Overtake Mode (Override) – Il sostituto del DRS

L'Overtake Mode è il vero erede del DRS. Se il pilota che segue si troverà a meno di un secondo da quello che precede avrà diritto a 0.5 MJ aggiuntivi da poter spendere per il giro seguente.

Se osserviamo ad esempio la mappa dell’Albert Park. Il detection point e il punto di attivazione  (in verde, dell'OM) sono posizionati in sequenza in curva-14. Trovarsi in Curva-14 a meno di un secondo dal rivale permette di avere sostanzialmente un extra di 0,5 MJ da spendere nel passaggio successivo. La difficoltà sta proprio qui: se si vuole godere dell’Overtake Mode per due giri consecutivi, sempre che se ne abbia il diritto in termini di gap, il pilota avrà la capacità di recuperare fino a 9 MJ per soddisfare la richiesta da parte della power unit. 
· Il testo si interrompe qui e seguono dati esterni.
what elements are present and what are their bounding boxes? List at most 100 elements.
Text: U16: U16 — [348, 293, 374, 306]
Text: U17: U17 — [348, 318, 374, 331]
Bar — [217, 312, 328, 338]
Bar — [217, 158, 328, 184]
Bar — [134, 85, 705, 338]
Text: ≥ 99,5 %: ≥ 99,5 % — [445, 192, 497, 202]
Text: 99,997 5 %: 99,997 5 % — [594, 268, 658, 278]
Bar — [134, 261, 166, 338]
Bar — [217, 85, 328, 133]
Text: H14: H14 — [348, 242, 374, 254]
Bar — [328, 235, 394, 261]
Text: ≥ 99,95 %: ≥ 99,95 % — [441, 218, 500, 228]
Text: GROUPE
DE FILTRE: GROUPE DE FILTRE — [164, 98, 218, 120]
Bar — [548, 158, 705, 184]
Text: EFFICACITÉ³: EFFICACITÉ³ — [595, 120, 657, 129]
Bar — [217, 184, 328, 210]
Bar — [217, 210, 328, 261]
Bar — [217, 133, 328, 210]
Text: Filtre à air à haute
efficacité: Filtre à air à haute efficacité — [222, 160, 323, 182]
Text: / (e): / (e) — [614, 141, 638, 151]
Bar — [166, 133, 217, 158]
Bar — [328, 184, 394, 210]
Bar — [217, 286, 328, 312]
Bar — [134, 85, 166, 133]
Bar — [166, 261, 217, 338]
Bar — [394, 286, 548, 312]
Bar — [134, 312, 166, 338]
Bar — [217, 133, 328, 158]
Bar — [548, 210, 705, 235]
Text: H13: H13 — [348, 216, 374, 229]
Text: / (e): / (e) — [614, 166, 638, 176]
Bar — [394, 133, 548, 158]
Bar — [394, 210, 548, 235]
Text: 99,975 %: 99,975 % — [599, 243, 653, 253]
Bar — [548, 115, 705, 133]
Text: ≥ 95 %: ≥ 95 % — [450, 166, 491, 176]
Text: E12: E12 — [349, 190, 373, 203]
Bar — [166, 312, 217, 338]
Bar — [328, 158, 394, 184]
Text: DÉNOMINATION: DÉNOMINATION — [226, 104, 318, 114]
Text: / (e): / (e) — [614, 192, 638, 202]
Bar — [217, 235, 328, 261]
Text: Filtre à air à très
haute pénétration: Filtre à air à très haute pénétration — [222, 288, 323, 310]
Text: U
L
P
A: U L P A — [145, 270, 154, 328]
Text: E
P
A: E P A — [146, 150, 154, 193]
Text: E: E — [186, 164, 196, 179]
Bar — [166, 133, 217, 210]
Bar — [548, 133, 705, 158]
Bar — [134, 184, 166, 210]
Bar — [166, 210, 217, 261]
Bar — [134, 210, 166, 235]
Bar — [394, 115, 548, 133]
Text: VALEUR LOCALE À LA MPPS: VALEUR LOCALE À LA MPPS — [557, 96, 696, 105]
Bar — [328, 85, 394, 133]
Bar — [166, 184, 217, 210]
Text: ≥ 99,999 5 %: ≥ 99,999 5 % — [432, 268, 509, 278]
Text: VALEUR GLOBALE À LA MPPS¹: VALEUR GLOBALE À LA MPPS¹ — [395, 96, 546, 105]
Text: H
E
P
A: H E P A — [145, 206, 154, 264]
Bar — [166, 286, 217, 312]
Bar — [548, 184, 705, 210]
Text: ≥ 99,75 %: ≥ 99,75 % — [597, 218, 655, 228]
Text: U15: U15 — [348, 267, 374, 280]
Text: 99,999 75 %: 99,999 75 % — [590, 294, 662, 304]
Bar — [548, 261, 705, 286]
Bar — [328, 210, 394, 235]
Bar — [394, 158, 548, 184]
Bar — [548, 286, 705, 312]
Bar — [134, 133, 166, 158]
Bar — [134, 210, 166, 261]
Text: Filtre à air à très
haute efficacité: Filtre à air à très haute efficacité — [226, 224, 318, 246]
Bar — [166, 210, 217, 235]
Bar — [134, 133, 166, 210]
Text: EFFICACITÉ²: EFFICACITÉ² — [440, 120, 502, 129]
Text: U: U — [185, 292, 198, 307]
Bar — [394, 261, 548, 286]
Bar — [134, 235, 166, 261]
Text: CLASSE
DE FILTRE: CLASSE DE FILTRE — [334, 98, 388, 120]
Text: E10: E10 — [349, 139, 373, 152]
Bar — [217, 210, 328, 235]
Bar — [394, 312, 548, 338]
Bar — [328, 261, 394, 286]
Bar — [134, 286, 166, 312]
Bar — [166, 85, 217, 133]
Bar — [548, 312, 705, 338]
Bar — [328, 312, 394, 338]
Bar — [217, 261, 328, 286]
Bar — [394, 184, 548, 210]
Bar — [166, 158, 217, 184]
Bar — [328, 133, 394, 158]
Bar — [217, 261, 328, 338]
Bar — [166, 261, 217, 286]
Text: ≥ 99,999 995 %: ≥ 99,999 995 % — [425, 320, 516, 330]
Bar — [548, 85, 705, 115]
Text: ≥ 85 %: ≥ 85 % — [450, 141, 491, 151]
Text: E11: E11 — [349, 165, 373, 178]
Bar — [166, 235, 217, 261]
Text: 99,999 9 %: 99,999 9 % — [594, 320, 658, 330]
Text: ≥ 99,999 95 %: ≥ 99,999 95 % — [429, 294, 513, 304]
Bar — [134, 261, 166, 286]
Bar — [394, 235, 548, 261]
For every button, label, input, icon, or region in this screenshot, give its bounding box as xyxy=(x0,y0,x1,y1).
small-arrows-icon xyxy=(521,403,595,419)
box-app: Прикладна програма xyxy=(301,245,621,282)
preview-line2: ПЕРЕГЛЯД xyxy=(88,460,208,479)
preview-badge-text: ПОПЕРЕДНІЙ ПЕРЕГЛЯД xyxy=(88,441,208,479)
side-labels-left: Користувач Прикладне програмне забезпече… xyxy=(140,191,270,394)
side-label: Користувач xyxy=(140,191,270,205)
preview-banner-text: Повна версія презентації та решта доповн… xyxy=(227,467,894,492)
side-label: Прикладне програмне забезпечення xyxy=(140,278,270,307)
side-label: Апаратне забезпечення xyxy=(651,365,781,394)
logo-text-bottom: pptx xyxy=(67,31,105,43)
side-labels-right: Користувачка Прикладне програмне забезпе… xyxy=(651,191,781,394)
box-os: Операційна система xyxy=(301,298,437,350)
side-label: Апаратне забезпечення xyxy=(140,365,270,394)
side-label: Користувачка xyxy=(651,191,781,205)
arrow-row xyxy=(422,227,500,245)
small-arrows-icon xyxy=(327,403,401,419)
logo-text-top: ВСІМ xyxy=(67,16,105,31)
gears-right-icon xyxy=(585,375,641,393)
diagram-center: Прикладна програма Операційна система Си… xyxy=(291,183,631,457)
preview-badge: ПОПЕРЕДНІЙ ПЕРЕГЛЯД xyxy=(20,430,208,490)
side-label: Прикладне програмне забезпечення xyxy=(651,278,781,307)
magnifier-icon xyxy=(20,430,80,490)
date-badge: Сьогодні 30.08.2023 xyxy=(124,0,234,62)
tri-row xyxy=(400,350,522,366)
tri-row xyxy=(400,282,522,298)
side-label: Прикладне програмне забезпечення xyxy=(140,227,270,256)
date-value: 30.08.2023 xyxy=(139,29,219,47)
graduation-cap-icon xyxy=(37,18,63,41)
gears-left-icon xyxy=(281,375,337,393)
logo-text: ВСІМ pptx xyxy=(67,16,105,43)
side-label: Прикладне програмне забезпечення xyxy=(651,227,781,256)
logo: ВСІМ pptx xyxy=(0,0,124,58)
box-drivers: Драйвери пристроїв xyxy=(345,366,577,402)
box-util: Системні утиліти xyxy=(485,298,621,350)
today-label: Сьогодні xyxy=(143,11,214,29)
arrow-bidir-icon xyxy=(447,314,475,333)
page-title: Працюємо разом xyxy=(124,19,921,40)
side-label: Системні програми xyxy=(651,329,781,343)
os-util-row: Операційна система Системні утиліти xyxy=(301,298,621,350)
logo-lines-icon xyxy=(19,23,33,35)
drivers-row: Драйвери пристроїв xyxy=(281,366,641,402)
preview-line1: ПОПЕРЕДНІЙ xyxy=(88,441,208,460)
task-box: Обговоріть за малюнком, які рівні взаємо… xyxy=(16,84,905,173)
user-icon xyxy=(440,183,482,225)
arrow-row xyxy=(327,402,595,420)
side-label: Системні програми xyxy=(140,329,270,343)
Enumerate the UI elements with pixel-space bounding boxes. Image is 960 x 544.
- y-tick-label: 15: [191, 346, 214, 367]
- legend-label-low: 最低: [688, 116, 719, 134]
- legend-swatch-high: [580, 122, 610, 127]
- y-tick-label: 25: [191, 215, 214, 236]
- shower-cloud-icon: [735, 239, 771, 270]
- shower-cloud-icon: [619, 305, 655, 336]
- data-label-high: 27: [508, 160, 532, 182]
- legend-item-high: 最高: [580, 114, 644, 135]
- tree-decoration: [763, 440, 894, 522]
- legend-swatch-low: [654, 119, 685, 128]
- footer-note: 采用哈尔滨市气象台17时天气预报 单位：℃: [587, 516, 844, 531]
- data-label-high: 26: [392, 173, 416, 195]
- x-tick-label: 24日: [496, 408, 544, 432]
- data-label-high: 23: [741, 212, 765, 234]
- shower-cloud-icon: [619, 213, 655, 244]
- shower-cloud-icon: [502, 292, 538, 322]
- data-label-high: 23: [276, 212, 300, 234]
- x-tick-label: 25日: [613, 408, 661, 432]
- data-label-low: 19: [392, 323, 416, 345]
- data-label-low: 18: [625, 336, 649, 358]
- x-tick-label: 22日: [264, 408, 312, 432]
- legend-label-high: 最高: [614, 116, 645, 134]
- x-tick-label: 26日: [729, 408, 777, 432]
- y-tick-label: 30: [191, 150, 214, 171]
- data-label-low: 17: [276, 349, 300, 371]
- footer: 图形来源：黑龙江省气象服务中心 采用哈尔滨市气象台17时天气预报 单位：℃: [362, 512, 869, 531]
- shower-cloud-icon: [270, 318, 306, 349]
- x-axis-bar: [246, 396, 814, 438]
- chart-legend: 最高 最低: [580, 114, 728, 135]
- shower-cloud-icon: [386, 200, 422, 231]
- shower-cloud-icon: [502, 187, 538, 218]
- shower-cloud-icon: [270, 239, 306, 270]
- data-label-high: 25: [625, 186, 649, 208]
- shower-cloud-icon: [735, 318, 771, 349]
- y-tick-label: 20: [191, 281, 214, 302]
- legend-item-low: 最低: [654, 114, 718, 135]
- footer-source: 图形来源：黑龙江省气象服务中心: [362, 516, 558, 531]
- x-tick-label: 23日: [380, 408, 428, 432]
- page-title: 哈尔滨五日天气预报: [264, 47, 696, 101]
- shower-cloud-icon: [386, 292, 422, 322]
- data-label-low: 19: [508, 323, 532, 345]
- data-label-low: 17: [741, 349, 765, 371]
L’erogazione di potenza tra Boost e Overtake Mode seguono due funzioni separate

La potenza erogata sarà gestita dalla centralina e verrà fornita seguendo delle furmule aventi un andamento di questo tipo:

P = C(v) − d(v)×v; P è la potenza misurata in kW

C e d sono delle costanti che variano significativamente in base alla velocità e alla modalità di utilizzo tra Boost e Override. La costante d viene inoltre moltiplicata a sua volta per la velocità (v) istantanea della monoposto. Ovviamente c’è la centralina che tiene traccia di tutto. Il pilota deve limitarsi a chiedere più potenza. Abbiamo deciso di non entrare troppo in dettaglio inserendo i valori C e d nell'equazione, perché, da quello che abbiamo compreso, la Federazione si riserva di modificarli di GP in GP a seconda delle difficoltà previste nel compiere sorpassi.